1. Technical Field of the Invention
The present invention, in general, relates to the field of semiconductor integrated circuits. In particular, this invention relates to improving the compatibility of a Silicon-On-Insulator (SOI) type semiconductor substrate with different integrated circuit manufacturing technologies in the perspective of joining analog-digital mixed circuits onto the same substrate of the type mentioned above.
2. Description of Related Art
SOI (Silicon-On-Isolator) type substrates have been developed within the framework of the CMOS SOI technology.
As illustrated in diagram form in FIG. 1, an SOI substrate is normally composed of a very thin layer 10 of monocrystalline silicon, with a thickness of, for example, approximately 160 nm, separated from the substrate layer 20, for example made of silicon, by a layer 30 of buried insulating material (silicon oxide, for example), with a thickness of, for example, approximately 400 nm. Other pairs of silicon thicknesses and insulating oxide thicknesses are of course possible. SOI transistors are formed in the thin layer 10 of silicon, called the active layer. The active area of the transistor is therefore delimited laterally by a structure, for example, made of silicon oxide, encased in the surface of the active layer 10, which is currently designated in the technique by STI (Shallow Trench Isolation.)

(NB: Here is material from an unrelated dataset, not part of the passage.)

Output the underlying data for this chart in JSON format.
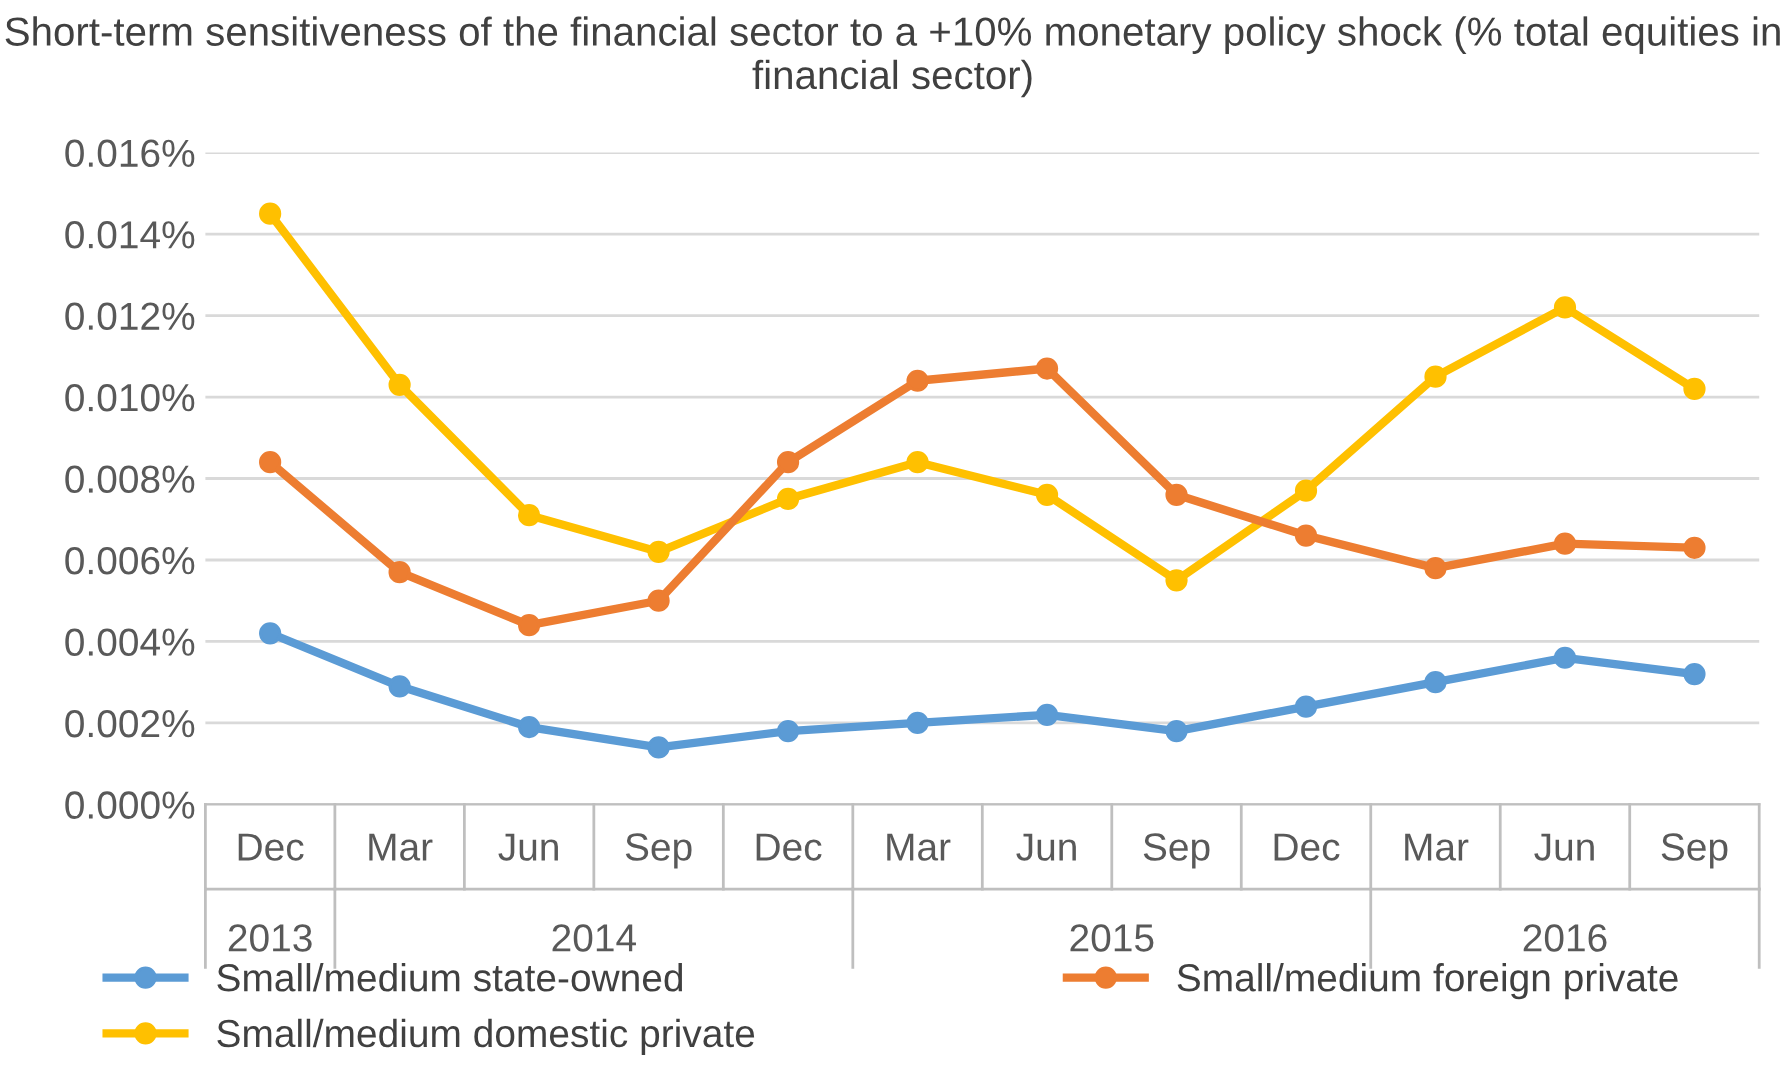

Thanks to the buried oxide layer to be placed below the thin active layer of silicon, high-resistance substrates can be used. These substrates allow for reducing electric leaks and significantly decreasing the proximity parasite coupling between circuits created on the same substrate. This characteristic is particularly advantageous in the manufacturing of mixed analog-digital circuits on the same silicon chip, in particular, within the application framework that requires components operating at high frequencies. The SOI technology also allows for creating MOS type field effect transistors with greater dynamic characteristics than with respect to traditional CMOS technology (called bulk), in addition to presenting other specific advantages, such as a lower power supply voltage.
The potential capabilities of SOI technology therefore create a technology that is specifically adapted to high-performance applications that require low consumption, in particular, in the portable electronic device and wireless communications market.
Nevertheless, for these applications, the miniaturization of systems is heading towards integrated circuits that contain all of the functions included in a single chip, instead of having specific separate integrated circuits for creating each module. Currently, analog components that provide high-frequency, for example, bipolar transistors, are difficult to integrate into an SOI substrate.
Indeed, at the SOI substrate level, the active silicon layer, normally less than 200 mn, is much too thin to accommodate current vertical bipolar transistors. Thus, when such a transistor is to be operated at high frequency, it can be observed that one of the main limiting parameters resides in the low thickness of the active silicon layer. Therefore, the behavior of this type of component built on an SOI type substrate is thus modified, and in particular, their operating speed is degraded.
The behavior of other types of components is also modified when they are built on an SOI type based silicon substrate, which is normally adapted for CMOS components.
The specific structure of the SOI substrate therefore leads to its use being dedicated to CMOS technology. SOI use is not currently foreseeable for accepting all integrated circuit technologies because of the above-mentioned issues. This can be particularly damaging in the perspective of integrating mixed analog-digital circuits on the same SOI substrate.
To counter the limiting characteristics of the thinness of the active silicon layer for building certain devices, the thickness of this layer, whose thickness is normally fixed along the entire surface of the substrate, could be increased locally in places on the substrate where the devices in question must be placed. These variable thickness areas can be formed on the desired locations by selective epitaxial growth on the top active layer of the substrate. With this method, however, silicon steps (i.e., elevation changes) are obtained on the substrate surface.
In this way, an SOI substrate can be obtained that presents, at certain locations, a variable silicon thickness on the insulator. Nevertheless, the surface of the substrate thus obtained will no longer be flat, which presents another problem. This is particularly an issue when implementing certain post-manufacturing stages that require performing a chemical-mechanical polishing (CMP) step, as there would be a risk of clipping the components due to the difference in topography thus created on the substrate.
A need accordingly exists to allow for locally varying the thickness of the active silicon layer in an SOI substrate, while still maintaining the typical characteristics of the insulated substrate of this type of substrate and further maintaining the flatness of the surface state of this substrate.
Embodiments of the present invention provide a method for obtaining such a substrate.